Trampoline and hook function
The trampoline contains part of the magic that allowed me to create a clean design. Below you can see the x64 version of the trampoline code before being written to the identified code cave.@trampoline_code_start:
mov rax, 011223344aabbccddh ; store the address of the original function
mov qword ptr gs:[28h], rax ; TIB.ArbitraryUserPointer, see: https://codemachine.com/articles/arbitraryuserpointer_usage.html
mov rax, 011223344aabbccddh ; hook function address
jmp rax
Two places needs to be patched at runtime. The first is the address of the user defined function hook, and the second one is the original address of the hooked function. This latest information is necessary in order to easily call the original function as show in the section below. To store this value I choosed the TIB.ArbitraryUserPointer field which is part of the Thread Environment Block (or TIB in this case). This field is rarely used and is a good place to store our information. The only requirement is that the original function must be called in the same thread of the function hook.
Usage
As mentioned, the first step is to create the activator. This is achieved by using the -add command and specifying the target binary. TheMatrix will create a copy of itself containing the target binary. If the target binary is a DLL, TheMatrix will modify the activator file in order to result as a DLL and not as an EXE file. Once the activator is created, it can be executed in the same way as the target binary.One of the main goal of my project was to create something that was really easy to update. Adding a new function hook must be a deadly easy operation. In the end I come up with a design where you can extend the project in a simple way, you just need a bit of Win32 API programming skill (you can implement your code in C, no Assembly programming required ^^). To place an hook you just need to use the hook_add function, by specifying the DLL name, the API function name and the user defined hook function. An example of call is the following one:
hook_add("Bcrypt.dll", "BCryptImportKeyPair", hook_BCryptImportKeyPair);
Then, you have to implements your function hook. To call the original function it is enough to use the call_original function by passing the input parameters of the original function. This kind of design is possible thanks to the freedom provided by programming in assembly. An example of usage is shown below.

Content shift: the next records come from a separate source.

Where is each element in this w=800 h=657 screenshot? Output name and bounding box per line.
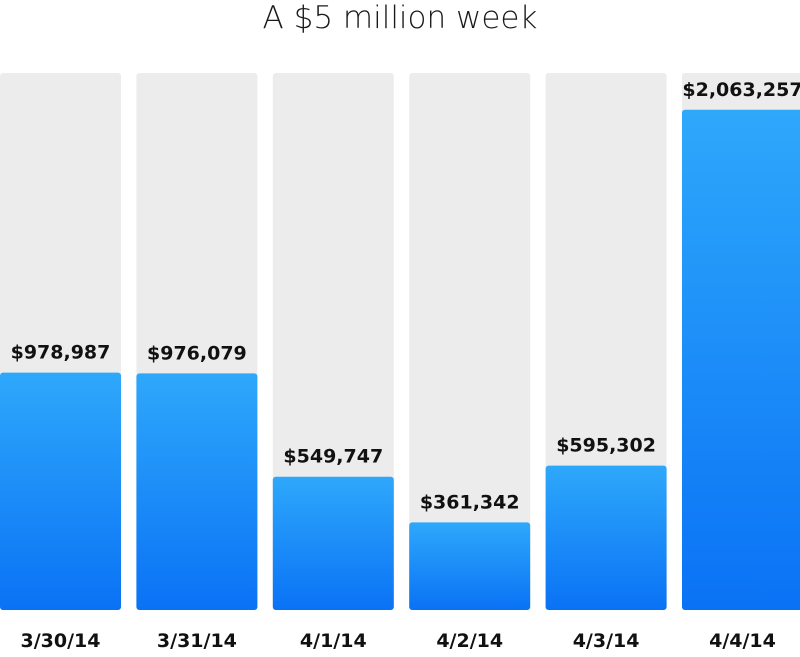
value-label: $549,747 bbox=[283, 446, 383, 468]
bar-track bbox=[409, 73, 531, 610]
value-label: $976,079 bbox=[147, 342, 247, 364]
value-labels: $978,987 $976,079 $549,747 $361,342 $595,302… bbox=[11, 79, 800, 514]
bar-track bbox=[272, 73, 394, 610]
value-label: $361,342 bbox=[420, 491, 520, 513]
x-tick-label: 4/2/14 bbox=[436, 630, 503, 652]
value-label: $978,987 bbox=[11, 342, 111, 364]
x-tick-label: 4/3/14 bbox=[573, 630, 640, 652]
bar bbox=[409, 522, 531, 610]
bar bbox=[682, 109, 800, 610]
x-axis-tick-labels: 3/30/14 3/31/14 4/1/14 4/2/14 4/3/14 4/4/14 bbox=[21, 630, 776, 652]
chart-title: A $5 million week bbox=[263, 0, 538, 36]
bars bbox=[0, 109, 800, 610]
bar bbox=[0, 372, 121, 610]
x-tick-label: 4/1/14 bbox=[300, 630, 367, 652]
x-tick-label: 3/30/14 bbox=[21, 630, 101, 652]
bar bbox=[136, 373, 258, 610]
value-label: $595,302 bbox=[556, 435, 656, 457]
x-tick-label: 3/31/14 bbox=[157, 630, 237, 652]
value-label: $2,063,257 bbox=[682, 79, 800, 101]
bar bbox=[545, 465, 667, 610]
x-tick-label: 4/4/14 bbox=[709, 630, 776, 652]
bar bbox=[272, 476, 394, 610]
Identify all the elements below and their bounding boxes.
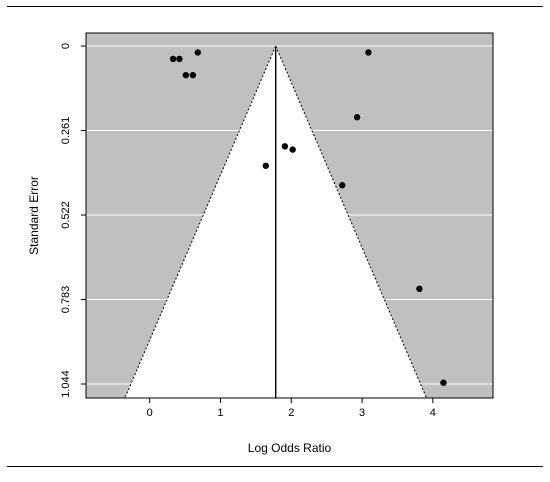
x-axis: 0 1 2 3 4 <box>147 398 436 419</box>
x-axis-label: Log Odds Ratio <box>248 441 332 455</box>
data-point-2 <box>194 49 202 56</box>
data-point-11 <box>416 285 423 293</box>
y-tick-label-4: 1.044 <box>60 370 72 398</box>
data-point-1 <box>176 55 183 63</box>
data-point-5 <box>365 49 372 56</box>
y-tick-label-2: 0.522 <box>60 201 72 229</box>
data-point-10 <box>339 182 346 189</box>
x-tick-label-2: 2 <box>288 407 294 419</box>
y-axis-label: Standard Error <box>27 176 41 255</box>
data-points <box>169 49 447 386</box>
data-point-12 <box>440 379 447 386</box>
data-point-9 <box>262 162 269 169</box>
data-point-3 <box>182 71 190 79</box>
data-point-0 <box>169 55 177 63</box>
bottom-rule <box>7 466 543 467</box>
y-axis: 0 0.261 0.522 0.783 1.044 <box>60 43 86 398</box>
data-point-4 <box>189 71 197 79</box>
y-tick-label-1: 0.261 <box>60 117 72 145</box>
data-point-8 <box>289 146 296 153</box>
x-tick-label-0: 0 <box>147 407 153 419</box>
x-tick-label-3: 3 <box>359 407 365 419</box>
y-tick-label-3: 0.783 <box>60 286 72 314</box>
top-rule <box>7 6 543 7</box>
data-point-6 <box>353 114 361 121</box>
data-point-7 <box>281 143 289 150</box>
y-tick-label-0: 0 <box>60 43 72 49</box>
x-tick-label-1: 1 <box>217 407 223 419</box>
x-tick-label-4: 4 <box>430 407 436 419</box>
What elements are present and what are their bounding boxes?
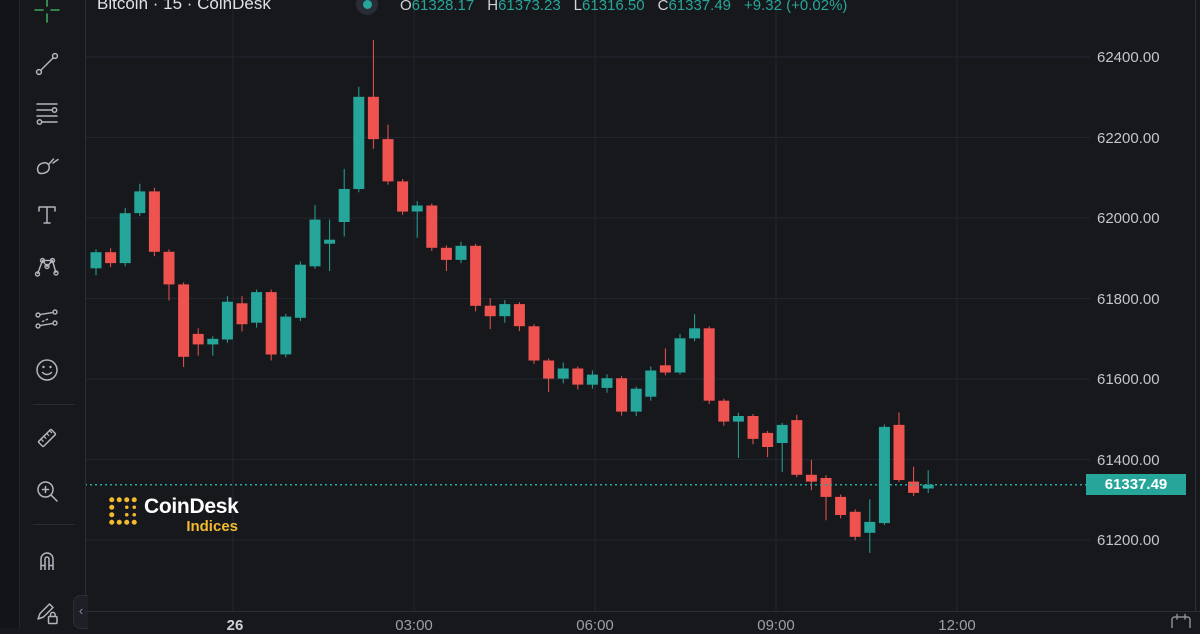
price-axis-label: 61600.00 [1097,371,1160,388]
crosshair-icon [34,0,60,23]
open-label: O [400,0,412,14]
window-edge-strip [0,0,20,628]
zoom-in-icon [37,481,58,502]
time-axis[interactable]: 26 03:00 06:00 09:00 12:00 [85,611,1200,634]
price-axis-label: 61800.00 [1097,290,1160,308]
open-value: 61328.17 [411,0,475,14]
forecast-tool[interactable] [29,301,65,337]
low-label: L [573,0,583,14]
high-label: H [487,0,499,14]
coindesk-logo-icon [109,497,137,525]
draw-lock-icon [37,603,58,625]
time-axis-label: 09:00 [757,617,795,634]
price-axis-label: 61200.00 [1097,532,1160,549]
time-axis-label: 06:00 [576,617,614,634]
calendar-icon[interactable] [1169,613,1193,628]
high-value: 61373.23 [498,0,561,14]
drawing-toolbar [20,0,86,628]
toolbar-divider [33,524,75,525]
emoji-icon [36,359,58,381]
measure-tool[interactable] [29,420,65,456]
text-icon [38,206,56,224]
ohlc-readout: O61328.17 H61373.23 L61316.50 C61337.49 +9.3… [400,0,847,14]
change-value: +9.32 (+0.02%) [744,0,848,14]
low-value: 61316.50 [582,0,645,14]
watermark-title: CoinDesk [144,495,239,518]
trend-line-tool[interactable] [29,46,65,82]
measure-icon [37,428,57,448]
trend-line-icon [35,52,59,76]
forecast-icon [35,309,58,329]
fib-retracement-icon [36,103,58,125]
fib-retracement-tool[interactable] [29,94,65,130]
brush-tool[interactable] [29,147,65,183]
time-axis-label: 03:00 [395,617,433,634]
price-axis-label: 62200.00 [1097,129,1160,147]
price-axis-label: 62400.00 [1097,49,1160,66]
xabcd-pattern-icon [34,257,59,277]
close-value: 61337.49 [668,0,732,14]
toolbar-divider [33,404,75,405]
price-axis-border [1195,0,1196,611]
market-status-indicator [356,0,378,15]
price-axis-label: 62000.00 [1097,210,1160,227]
zoom-in-tool[interactable] [29,473,65,509]
xabcd-pattern-tool[interactable] [29,249,65,285]
time-axis-label: 26 [226,617,244,634]
magnet-icon [40,552,54,570]
crosshair-tool[interactable] [29,0,65,28]
status-dot-icon [362,0,372,9]
watermark-subtitle: Indices [186,518,238,535]
close-label: C [657,0,669,14]
current-price-tag: 61337.49 [1086,474,1186,496]
magnet-tool[interactable] [29,542,65,578]
text-tool[interactable] [29,197,65,233]
emoji-tool[interactable] [29,352,65,388]
price-axis-label: 61400.00 [1097,451,1160,469]
brush-icon [36,158,59,175]
symbol-title[interactable]: Bitcoin · 15 · CoinDesk [97,0,271,13]
time-axis-label: 12:00 [938,617,976,634]
coindesk-watermark: CoinDesk Indices [108,495,239,540]
draw-lock-tool[interactable] [29,594,65,630]
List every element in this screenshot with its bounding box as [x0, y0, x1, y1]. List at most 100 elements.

LPVOID __stdcall hook_BCryptImportKeyPair(BCRYPT_ALG_HANDLE hAlgorithm, BCRYPT_KEY_HANDLE hImportKey, LPCWSTR pszBlobType, BCRYPT_KEY_HANDLE* phKey, PUCHAR pbInput, ULONG cbInput, ULONG dwFlags)
{
// save imported key bytes
char name[MAX_PATH] = { 0 };
snprintf(name, sizeof(name), "BCryptImportKeyPair_%llx_%d", (uint64_t)pbInput, cbInput);
log_data(cbInput, pbInput, name);
LPVOID ret = call_original(
hAlgorithm,
hImportKey,
pszBlobType,
phKey,
pbInput,
cbInput,
dwFlags
);
return ret;
}
In the example above, the hook function logs the imported key before calling the original function. The final step is to inform TheMatrix of the available hooks before to run the target binary. This action is performed in the function hooks_init, whose definition is the following:
bool hooks_init(uint8_t* hMod)
The file hooks.c contains the function call, and can be customized by the user.